For the purposes of getting the website up and running, it does not matter what domain name you use/buy. Domain names in particular are easy to change later. Below are a few common options:
Option 1 - Use a subdomain of an existing domain you own
You may have already bought a domain name for your lab website which you can create a subdomain of, or have the ability to hook up to a subdomain at your institution or organization. For example,
https://docs.studysocial.media/ directs people to the
docs subdomain of
https://www.studysocial.media/. You can create hundreds of subdomains for any given domain name, but you are usually restricted in how many can be accessed based on the web hosting for each subdomain. This will not be a concern for most people.
In order to create a subdomain, you will need the domain name hooked up to hosting first, then navigate to cPanel for that domain, which is usually under Manage settings for that domain when you have logged into your hosting provider. You can watch a video tutorial on how to create a subdomain here.
Option 2 - Buy a new domain name
Buying your own domain name is super easy, but there are a few things you need to consider when doing so. These include the initial price, renewal prices, what top-level domain you want to go with (e.g. .com, .net, .io), and whether they offer Whois privacy services. Whois privacy services ensure that the personal information that you submit as a part of registering the domain name (required by ICANN, the organization that assigns domain names), such as a name, address, and phone number, cannot be looked up easily online. I highly reccomend that wherever and whenever you buy a domain name, you make sure it either comes with some sort of Whois privacy protection, or you purchase it for your domain name.
There are many registrars that will sell you a domain name, such as Google Domains and Gandi. I personally use Namecheap because they offer Whois privacy protection complimentary for all domain name purchases made with them. The particular domain name you are looking from will often vary in price from registrar to registrar, and you can use this website to compare prices for different top-level domains if you know which one you will be going with.
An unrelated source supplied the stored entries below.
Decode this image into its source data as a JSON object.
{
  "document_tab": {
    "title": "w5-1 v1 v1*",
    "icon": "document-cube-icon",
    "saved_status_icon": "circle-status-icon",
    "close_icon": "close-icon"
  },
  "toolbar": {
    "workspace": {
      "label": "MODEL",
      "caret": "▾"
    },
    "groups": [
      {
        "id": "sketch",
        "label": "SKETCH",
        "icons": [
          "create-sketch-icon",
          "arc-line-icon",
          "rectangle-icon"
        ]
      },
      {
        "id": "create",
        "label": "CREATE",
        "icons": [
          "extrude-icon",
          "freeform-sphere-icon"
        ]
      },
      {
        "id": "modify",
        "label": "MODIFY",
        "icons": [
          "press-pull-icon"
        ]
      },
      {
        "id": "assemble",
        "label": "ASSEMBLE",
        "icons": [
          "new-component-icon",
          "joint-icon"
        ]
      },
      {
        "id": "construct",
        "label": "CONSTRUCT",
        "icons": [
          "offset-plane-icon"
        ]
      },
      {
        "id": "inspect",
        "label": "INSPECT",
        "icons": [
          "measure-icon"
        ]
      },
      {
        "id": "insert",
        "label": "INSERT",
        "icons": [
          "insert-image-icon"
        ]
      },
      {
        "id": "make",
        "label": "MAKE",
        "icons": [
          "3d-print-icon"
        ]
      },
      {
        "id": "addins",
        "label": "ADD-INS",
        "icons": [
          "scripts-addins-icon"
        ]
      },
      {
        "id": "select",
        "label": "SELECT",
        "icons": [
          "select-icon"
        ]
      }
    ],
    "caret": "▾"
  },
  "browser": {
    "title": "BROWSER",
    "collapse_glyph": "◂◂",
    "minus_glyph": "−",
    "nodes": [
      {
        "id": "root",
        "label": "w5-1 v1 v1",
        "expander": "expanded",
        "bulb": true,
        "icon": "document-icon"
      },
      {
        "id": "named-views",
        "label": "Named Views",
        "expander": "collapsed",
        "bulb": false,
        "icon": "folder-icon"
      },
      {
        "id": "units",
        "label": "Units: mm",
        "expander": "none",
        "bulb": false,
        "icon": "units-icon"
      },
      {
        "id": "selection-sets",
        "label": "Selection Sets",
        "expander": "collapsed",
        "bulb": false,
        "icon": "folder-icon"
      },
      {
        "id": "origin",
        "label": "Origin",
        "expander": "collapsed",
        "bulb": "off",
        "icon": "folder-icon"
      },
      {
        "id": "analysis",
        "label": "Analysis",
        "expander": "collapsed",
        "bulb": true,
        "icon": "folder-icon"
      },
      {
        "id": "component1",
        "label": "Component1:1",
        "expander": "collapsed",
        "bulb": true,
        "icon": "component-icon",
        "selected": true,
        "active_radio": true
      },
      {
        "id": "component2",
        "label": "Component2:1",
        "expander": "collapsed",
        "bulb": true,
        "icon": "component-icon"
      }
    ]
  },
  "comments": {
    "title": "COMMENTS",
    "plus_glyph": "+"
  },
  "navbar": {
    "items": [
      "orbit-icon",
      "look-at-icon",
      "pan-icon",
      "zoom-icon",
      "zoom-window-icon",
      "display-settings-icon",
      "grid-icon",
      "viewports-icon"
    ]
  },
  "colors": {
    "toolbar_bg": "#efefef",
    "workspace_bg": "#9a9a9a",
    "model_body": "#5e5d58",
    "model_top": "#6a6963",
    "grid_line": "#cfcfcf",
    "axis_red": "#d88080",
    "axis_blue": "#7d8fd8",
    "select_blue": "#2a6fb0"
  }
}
It is important that wherever you buy, that you ensure that you have Whois privacy protection and an SSL certificate. Whois Privacy Protection protects people from finding out who you are and your contact information required to register a domain name. SSL certificates provide security for participants visiting your website such that the information sent to and from the Tool is encrypted, enabling people to visit https versions of your website.
Practically, using a domain name that has semantic meaning will help the domain name you choose look legitimate and trustable to participants.